During the fresh visceral examination, an increased incidence of white internal opacity of fetal eyes was noted. This finding had no histopathological correlates. During the skeletal examination a higher number of supernumerary ribs and additional ossifications within limbs of fetuses were noted. Number of these findings was statistically significant if calculated on a fetus basis, not significant if calculated on a litter basis.

Overall, effects on fetal body weights, fetal eyes and skeletal development were of minor nature and indicated a non-specific disturbance of fetal development. Therefore these effects were considered to most probably be a secondary effect to the maternal toxicity and would not be expected to adversely affect further development in early postnatal life. No evidence for test item-related developmental effects was observed at the dose levels of 100 and 30 mg/kg bw/day.

 

Based on these data, NOEL (No Observed Effect Level) for pregnant rabbit was considered to be 100 mg/kg body weight/day, whereas NOAEL (No Observed Adverse Effect Level) for reproduction and fetal development was considered to be 300 mg/kg bw/day.
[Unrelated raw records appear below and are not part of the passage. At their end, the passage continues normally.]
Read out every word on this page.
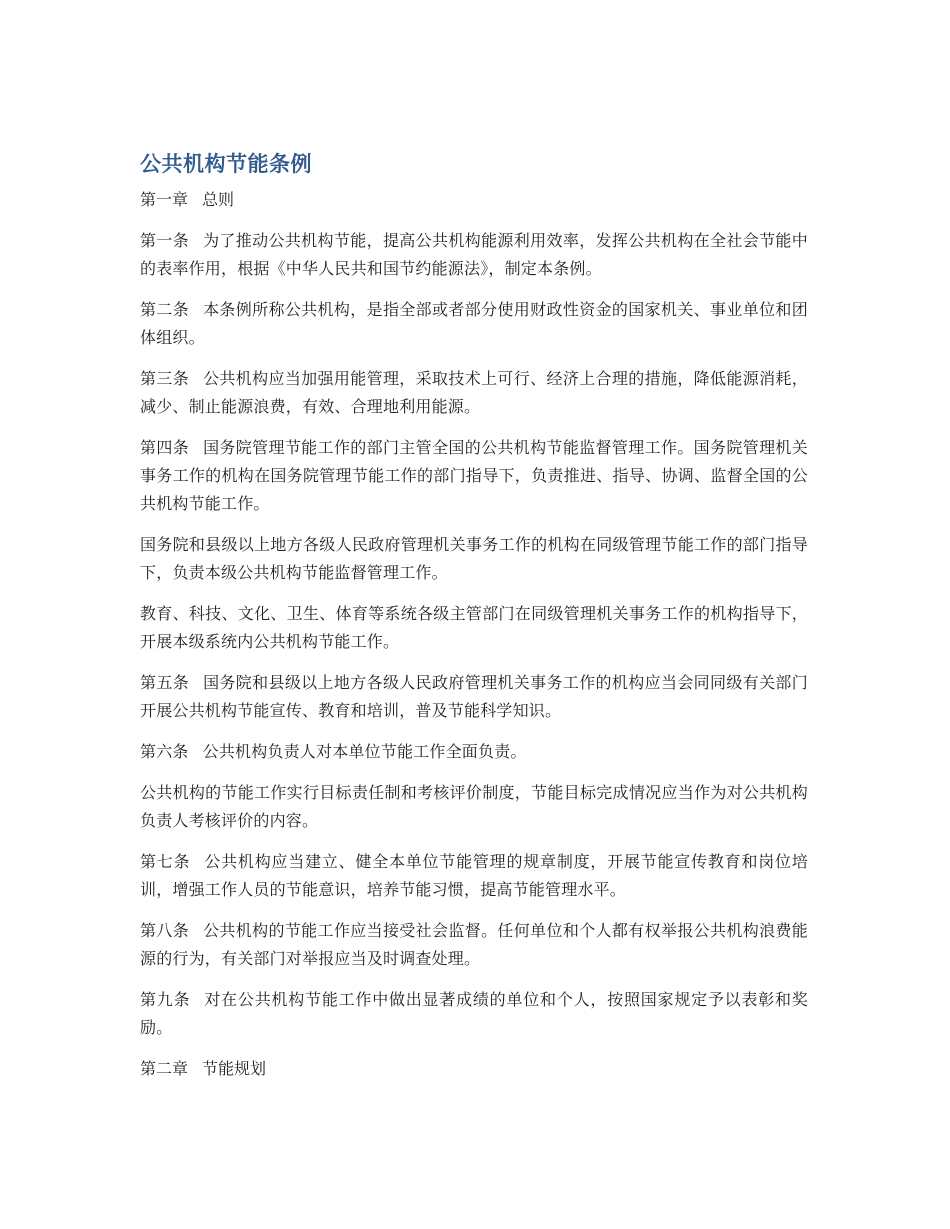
公共机构节能条例

第一章 总则

第一条 为了推动公共机构节能，提高公共机构能源利用效率，发挥公共机构在全社会节能中的表率作用，根据《中华人民共和国节约能源法》，制定本条例。

第二条 本条例所称公共机构，是指全部或者部分使用财政性资金的国家机关、事业单位和团体组织。

第三条 公共机构应当加强用能管理，采取技术上可行、经济上合理的措施，降低能源消耗，减少、制止能源浪费，有效、合理地利用能源。

第四条 国务院管理节能工作的部门主管全国的公共机构节能监督管理工作。国务院管理机关事务工作的机构在国务院管理节能工作的部门指导下，负责推进、指导、协调、监督全国的公共机构节能工作。

国务院和县级以上地方各级人民政府管理机关事务工作的机构在同级管理节能工作的部门指导下，负责本级公共机构节能监督管理工作。

教育、科技、文化、卫生、体育等系统各级主管部门在同级管理机关事务工作的机构指导下，开展本级系统内公共机构节能工作。

第五条 国务院和县级以上地方各级人民政府管理机关事务工作的机构应当会同同级有关部门开展公共机构节能宣传、教育和培训，普及节能科学知识。

第六条 公共机构负责人对本单位节能工作全面负责。

公共机构的节能工作实行目标责任制和考核评价制度，节能目标完成情况应当作为对公共机构负责人考核评价的内容。

第七条 公共机构应当建立、健全本单位节能管理的规章制度，开展节能宣传教育和岗位培训，增强工作人员的节能意识，培养节能习惯，提高节能管理水平。

第八条 公共机构的节能工作应当接受社会监督。任何单位和个人都有权举报公共机构浪费能源的行为，有关部门对举报应当及时调查处理。

第九条 对在公共机构节能工作中做出显著成绩的单位和个人，按照国家规定予以表彰和奖励。

第二章 节能规划
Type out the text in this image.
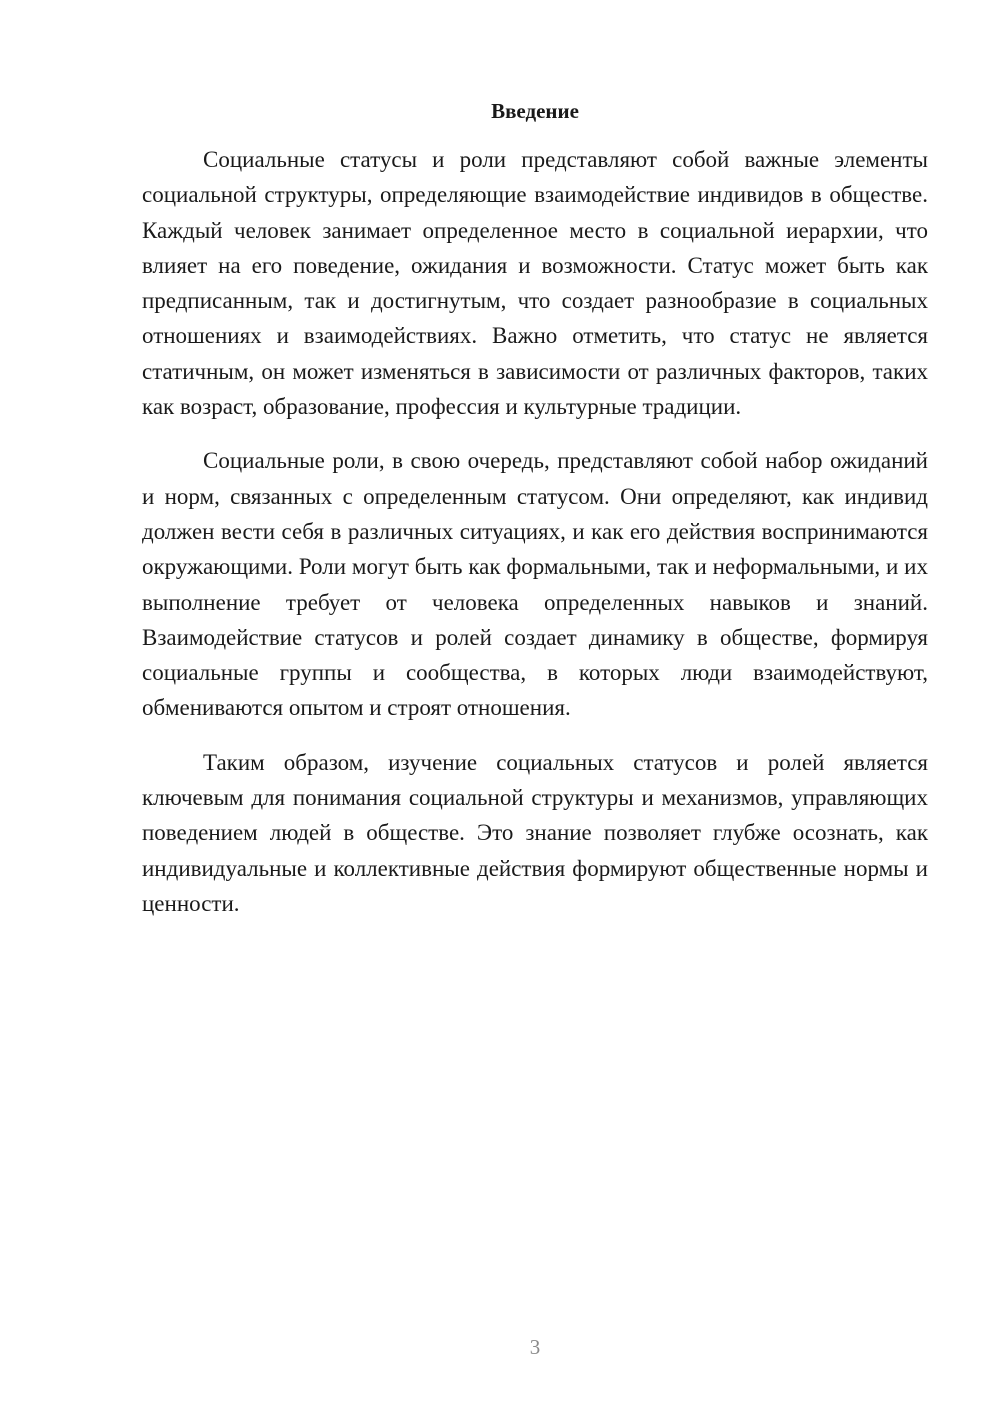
Введение

Социальные статусы и роли представляют собой важные элементы социальной структуры, определяющие взаимодействие индивидов в обществе. Каждый человек занимает определенное место в социальной иерархии, что влияет на его поведение, ожидания и возможности. Статус может быть как предписанным, так и достигнутым, что создает разнообразие в социальных отношениях и взаимодействиях. Важно отметить, что статус не является статичным, он может изменяться в зависимости от различных факторов, таких как возраст, образование, профессия и культурные традиции.

Социальные роли, в свою очередь, представляют собой набор ожиданий и норм, связанных с определенным статусом. Они определяют, как индивид должен вести себя в различных ситуациях, и как его действия воспринимаются окружающими. Роли могут быть как формальными, так и неформальными, и их выполнение требует от человека определенных навыков и знаний. Взаимодействие статусов и ролей создает динамику в обществе, формируя социальные группы и сообщества, в которых люди взаимодействуют, обмениваются опытом и строят отношения.

Таким образом, изучение социальных статусов и ролей является ключевым для понимания социальной структуры и механизмов, управляющих поведением людей в обществе. Это знание позволяет глубже осознать, как индивидуальные и коллективные действия формируют общественные нормы и ценности.

3
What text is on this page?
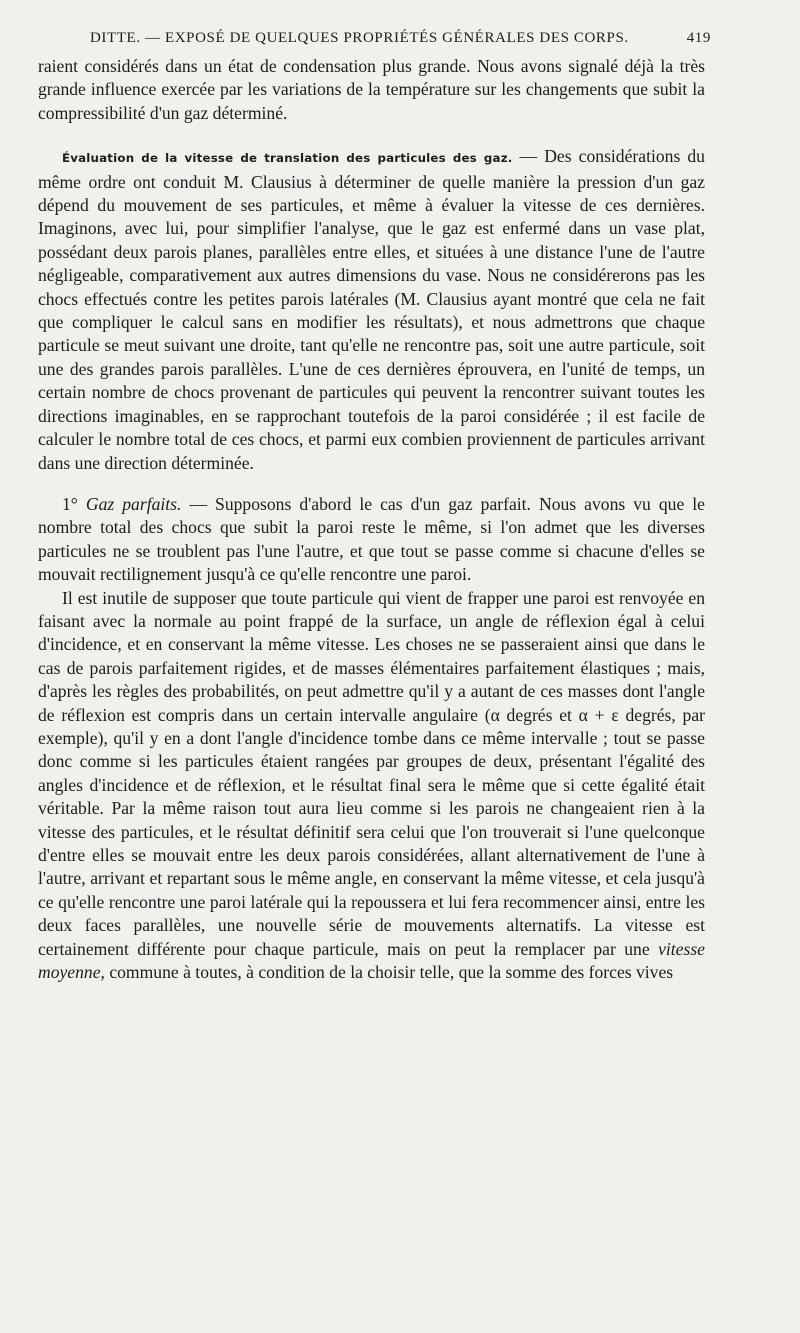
DITTE. — EXPOSÉ DE QUELQUES PROPRIÉTÉS GÉNÉRALES DES CORPS.	419

raient considérés dans un état de condensation plus grande. Nous avons signalé déjà la très grande influence exercée par les variations de la température sur les changements que subit la compressibilité d'un gaz déterminé.

Évaluation de la vitesse de translation des particules des gaz. — Des considérations du même ordre ont conduit M. Clausius à déterminer de quelle manière la pression d'un gaz dépend du mouvement de ses particules, et même à évaluer la vitesse de ces dernières. Imaginons, avec lui, pour simplifier l'analyse, que le gaz est enfermé dans un vase plat, possédant deux parois planes, parallèles entre elles, et situées à une distance l'une de l'autre négligeable, comparativement aux autres dimensions du vase. Nous ne considérerons pas les chocs effectués contre les petites parois latérales (M. Clausius ayant montré que cela ne fait que compliquer le calcul sans en modifier les résultats), et nous admettrons que chaque particule se meut suivant une droite, tant qu'elle ne rencontre pas, soit une autre particule, soit une des grandes parois parallèles. L'une de ces dernières éprouvera, en l'unité de temps, un certain nombre de chocs provenant de particules qui peuvent la rencontrer suivant toutes les directions imaginables, en se rapprochant toutefois de la paroi considérée ; il est facile de calculer le nombre total de ces chocs, et parmi eux combien proviennent de particules arrivant dans une direction déterminée.

1° Gaz parfaits. — Supposons d'abord le cas d'un gaz parfait. Nous avons vu que le nombre total des chocs que subit la paroi reste le même, si l'on admet que les diverses particules ne se troublent pas l'une l'autre, et que tout se passe comme si chacune d'elles se mouvait rectilignement jusqu'à ce qu'elle rencontre une paroi.

Il est inutile de supposer que toute particule qui vient de frapper une paroi est renvoyée en faisant avec la normale au point frappé de la surface, un angle de réflexion égal à celui d'incidence, et en conservant la même vitesse. Les choses ne se passeraient ainsi que dans le cas de parois parfaitement rigides, et de masses élémentaires parfaitement élastiques ; mais, d'après les règles des probabilités, on peut admettre qu'il y a autant de ces masses dont l'angle de réflexion est compris dans un certain intervalle angulaire (α degrés et α + ε degrés, par exemple), qu'il y en a dont l'angle d'incidence tombe dans ce même intervalle ; tout se passe donc comme si les particules étaient rangées par groupes de deux, présentant l'égalité des angles d'incidence et de réflexion, et le résultat final sera le même que si cette égalité était véritable. Par la même raison tout aura lieu comme si les parois ne changeaient rien à la vitesse des particules, et le résultat définitif sera celui que l'on trouverait si l'une quelconque d'entre elles se mouvait entre les deux parois considérées, allant alternativement de l'une à l'autre, arrivant et repartant sous le même angle, en conservant la même vitesse, et cela jusqu'à ce qu'elle rencontre une paroi latérale qui la repoussera et lui fera recommencer ainsi, entre les deux faces parallèles, une nouvelle série de mouvements alternatifs. La vitesse est certainement différente pour chaque particule, mais on peut la remplacer par une vitesse moyenne, commune à toutes, à condition de la choisir telle, que la somme des forces vives
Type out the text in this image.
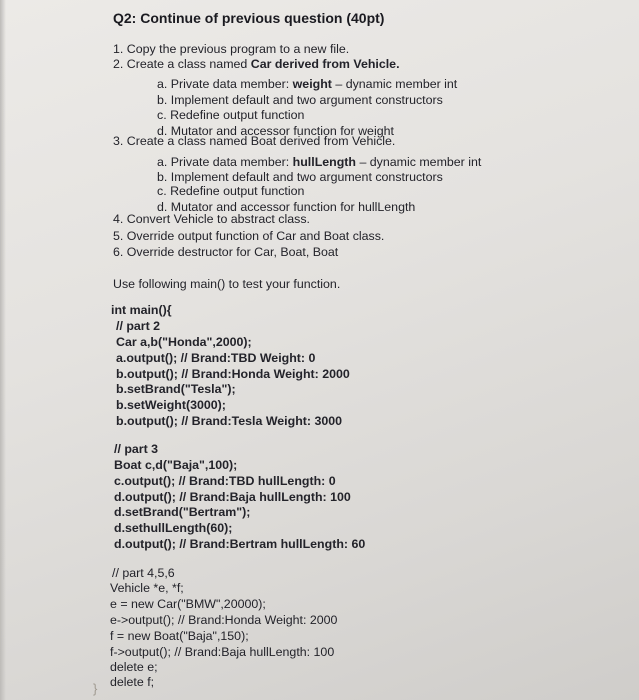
Q2: Continue of previous question (40pt)
1. Copy the previous program to a new file.
2. Create a class named Car derived from Vehicle.
a. Private data member: weight – dynamic member int
b. Implement default and two argument constructors
c. Redefine output function
d. Mutator and accessor function for weight
3. Create a class named Boat derived from Vehicle.
a. Private data member: hullLength – dynamic member int
b. Implement default and two argument constructors
c. Redefine output function
d. Mutator and accessor function for hullLength
4. Convert Vehicle to abstract class.
5. Override output function of Car and Boat class.
6. Override destructor for Car, Boat, Boat
Use following main() to test your function.
int main(){
// part 2
Car a,b("Honda",2000);
a.output(); // Brand:TBD Weight: 0
b.output(); // Brand:Honda Weight: 2000
b.setBrand("Tesla");
b.setWeight(3000);
b.output(); // Brand:Tesla Weight: 3000
// part 3
Boat c,d("Baja",100);
c.output(); // Brand:TBD hullLength: 0
d.output(); // Brand:Baja hullLength: 100
d.setBrand("Bertram");
d.sethullLength(60);
d.output(); // Brand:Bertram hullLength: 60
// part 4,5,6
Vehicle *e, *f;
e = new Car("BMW",20000);
e->output(); // Brand:Honda Weight: 2000
f = new Boat("Baja",150);
f->output(); // Brand:Baja hullLength: 100
delete e;
delete f;
}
Justification for selection of Effect on developmental toxicity: via oral route:
The rabbit study was selected because this species appears to be more sensitive to the registered substance than the rat (NOAEL rabbit < NOAEL rat).

Justification for classification or non-classification

Based on the absence of any adverse effects on reproduction or development in rats or rabbits up to the dose of 300 mg/kg by oral gavage, taking account of the classification criteria of Annex VI Directive 67/548/EEC or EU Regulation 1272/2008 (CLP), no classification is warranted for reproductive and developmental toxicity.